Il aurait fallu être utile


Que ce soit l’attaque contre la psychanalyse au travers du livre noir, et du développement du comportementalisme, ou les questions de l’urgence sociale dans les « mouvements politiques », l’injonction de rapidité a envahi tout le champ social. Dans plusieurs textes, Marx parlait de la conquête du temps par le capitalisme, ce qui aujourd’hui donne une rationalisation du flux tendu dans la majorité des secteurs de l’industrie. Les stocks doivent disparaître, tout comme le rôle de l’inconscient est minoré : nous devons être coupé de notre histoire dans notre travail comme dans l’ensemble de notre vie. Disponibles à tout moment sans des bagages trop lourds à déplacer.


Dans le mouvement social, cette étiquette commode pour cet agrégat poreux d’organisation qui va de SUD à AC ! en passant par les lambeaux du drapeau noir, l’urgence dicte l’engagement. Les militants s’appartiennent rarement, dans leur militance, qui est coupée du reste de leur vie. Il y a les vacances de Francis le salarié, comme les vacances de Francis le militant qui pendant deux mois s’interdira toute réunion, tout déplacement « limitant » ou militant. Dans ce contexte, tout recul, toute réflexion concernant les pratiques est refusée : il faut aider, agir, éventuellement faire un compte-rendu. A la question « comment agit-on aujourd’hui » ; « comment fait-on de la politique » (ou du syndicalisme) un refus forcené, une esquive perpétuelle est opposée : toute réunion sera annulée ou déplacée sur ce sujet-là, comme toute forme de travail collectif ajourné. Le fait même de critiquer ce pli attire des critiques virulentes - il n’y aurait pas de problèmes, en fait. On se retrouve face à une aporie : les projets libéraux passent sans réponse alternative lisible et commune. On est contre, mais nous ne prendrons pas de temps pour définir ce que l’on souhaite.

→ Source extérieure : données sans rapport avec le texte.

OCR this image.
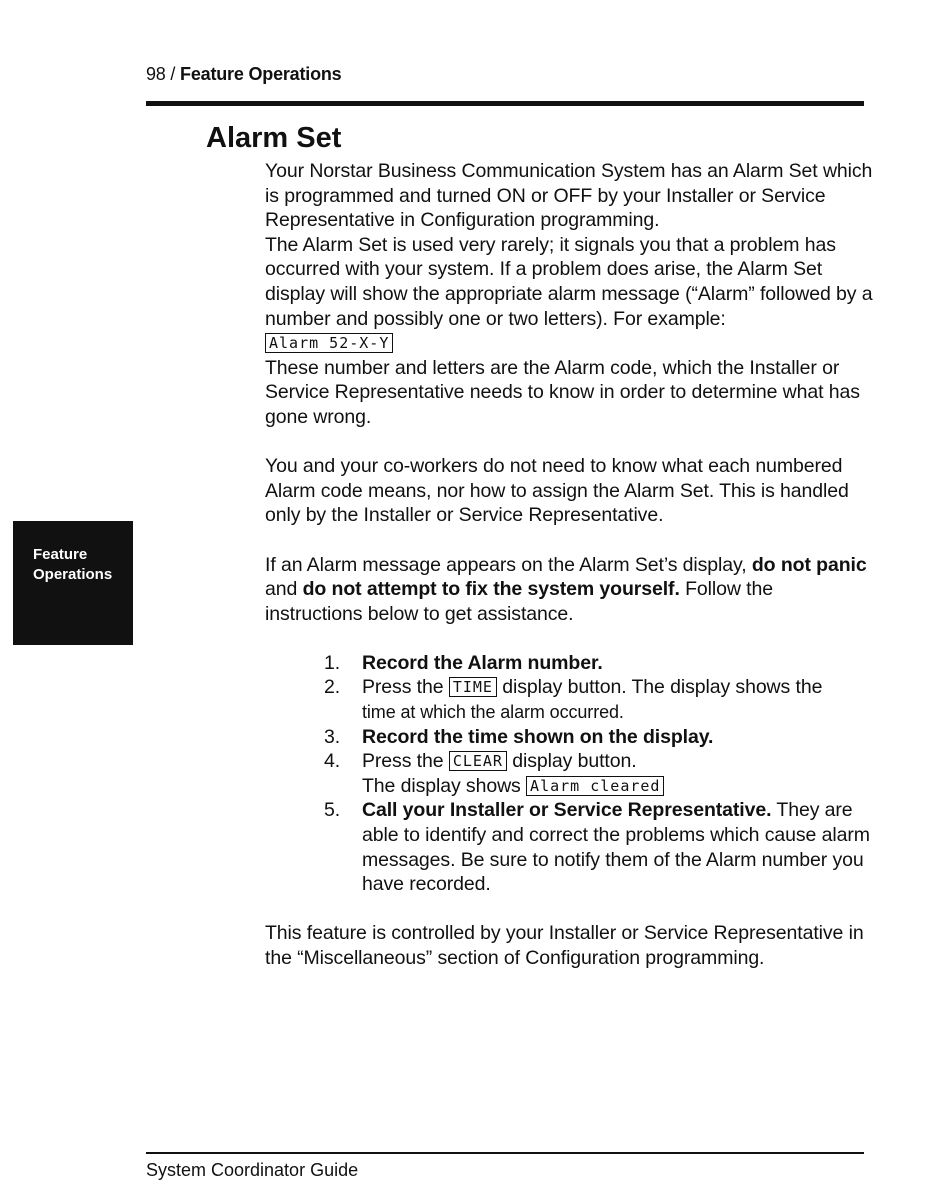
98 / Feature Operations
Feature
Operations
Alarm Set

Your Norstar Business Communication System has an Alarm Set which is programmed and turned ON or OFF by your Installer or Service Representative in Configuration programming.

The Alarm Set is used very rarely; it signals you that a problem has occurred with your system. If a problem does arise, the Alarm Set display will show the appropriate alarm message (“Alarm” followed by a number and possibly one or two letters). For example:

Alarm 52-X-Y

These number and letters are the Alarm code, which the Installer or Service Representative needs to know in order to determine what has gone wrong.

You and your co-workers do not need to know what each numbered Alarm code means, nor how to assign the Alarm Set. This is handled only by the Installer or Service Representative.

If an Alarm message appears on the Alarm Set’s display, do not panic and do not attempt to fix the system yourself. Follow the instructions below to get assistance.

1.	Record the Alarm number.
2.	Press the TIME display button. The display shows the
time at which the alarm occurred.
3.	Record the time shown on the display.
4.	Press the CLEAR display button.
The display shows Alarm cleared
5.	Call your Installer or Service Representative. They are able to identify and correct the problems which cause alarm messages. Be sure to notify them of the Alarm number you have recorded.

This feature is controlled by your Installer or Service Representative in the “Miscellaneous” section of Configuration programming.

System Coordinator Guide
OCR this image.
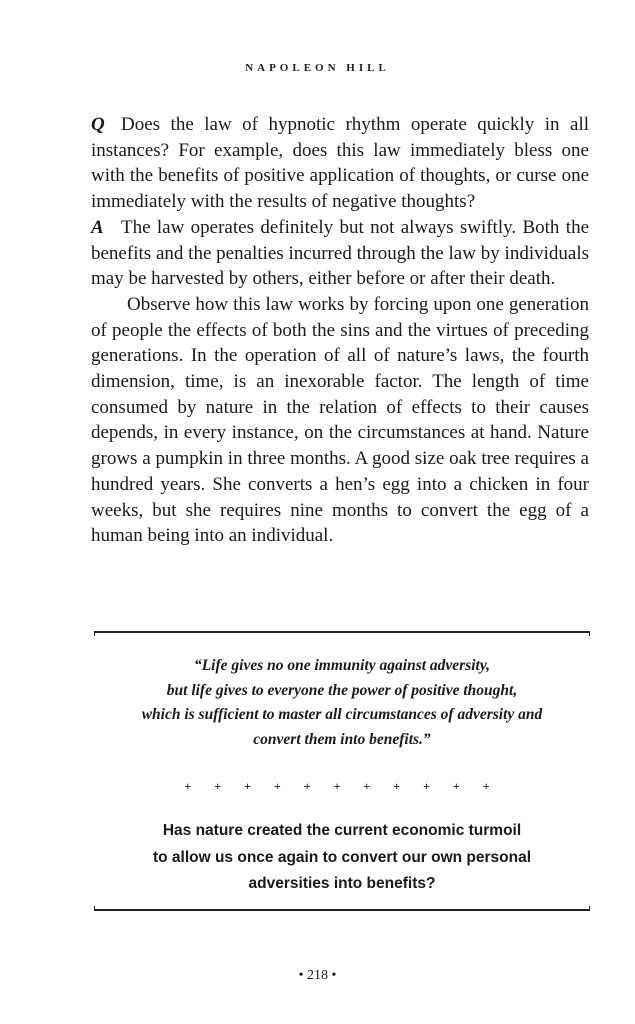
NAPOLEON HILL

Q Does the law of hypnotic rhythm operate quickly in all instances? For example, does this law immediately bless one with the benefits of positive application of thoughts, or curse one immediately with the results of negative thoughts?

A The law operates definitely but not always swiftly. Both the benefits and the penalties incurred through the law by individuals may be harvested by others, either before or after their death.

Observe how this law works by forcing upon one generation of people the effects of both the sins and the virtues of preceding generations. In the operation of all of nature’s laws, the fourth dimension, time, is an inexorable factor. The length of time consumed by nature in the relation of effects to their causes depends, in every instance, on the circumstances at hand. Nature grows a pumpkin in three months. A good size oak tree requires a hundred years. She converts a hen’s egg into a chicken in four weeks, but she requires nine months to convert the egg of a human being into an individual.

“Life gives no one immunity against adversity,
but life gives to everyone the power of positive thought,
which is sufficient to master all circumstances of adversity and
convert them into benefits.”
+ + + + + + + + + + +
Has nature created the current economic turmoil
to allow us once again to convert our own personal
adversities into benefits?
• 218 •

J’appellerais presque ça, vu les réactions parfois violentes, une résistance à l’analyse. Pourtant, il ne s’agit pas de donner des leçons, mais de se rendre compte que nous sommes toutes et tous sur le même bateau, dans un « mouvement social » qui apparaît « illisible à lui-même ». Les questions traditionnelles de la psychanalyse : « qui sommes-nous ? » et « que voulons-nous ? » engendrent des réactions de rejets totalement disproportionnés, ce qui compte plutôt c’est de faire une manifestation du non, sans proposer d’alternatives dans nos manières d’être et de faire. Et ceci est valable pour les mouvements sociaux traditionnels, la ligue du « contre » et du « non ». De la division entretenue par la moindre différence, car il ne faudrait pas mourir... D’autres surprises plus agréables existent, dans la mouvance écologiste au sens large. En juillet 2004, des centaines de personnes se sont réunies à Verdun-sur-Garonne durant un week-end. Il s’agissait d’aller faucher, le dimanche, un champ d’OGM... Le samedi, c’était des débats, des rencontres... Du classique militant français, a priori... Sauf que dans le parc où nous étions réunis, il n’y avait pas de drapeaux militants, pas de banderoles, pas de tables de presses, pas de tee-shirts militants à vendre. Première bonne impression. Nous nous retrouvâmes alors tous dans de curieux débats avec des paysans espagnols, qui ont donné le ton : pas de coupure de parole, pas de hurlements quand nous n’étions pas d’accord avec une phrase d’intervenants, on devait laisser parler chaque intervenant jusqu’au bout. Tout d’un coup j’eus l’impression qu’on passait de l’adolescence à l’âge adulte. Il y eut pas mal de débats, et de discussions en AG sur l’action du lendemain, qui s’est passée le plus « solidairement possible ».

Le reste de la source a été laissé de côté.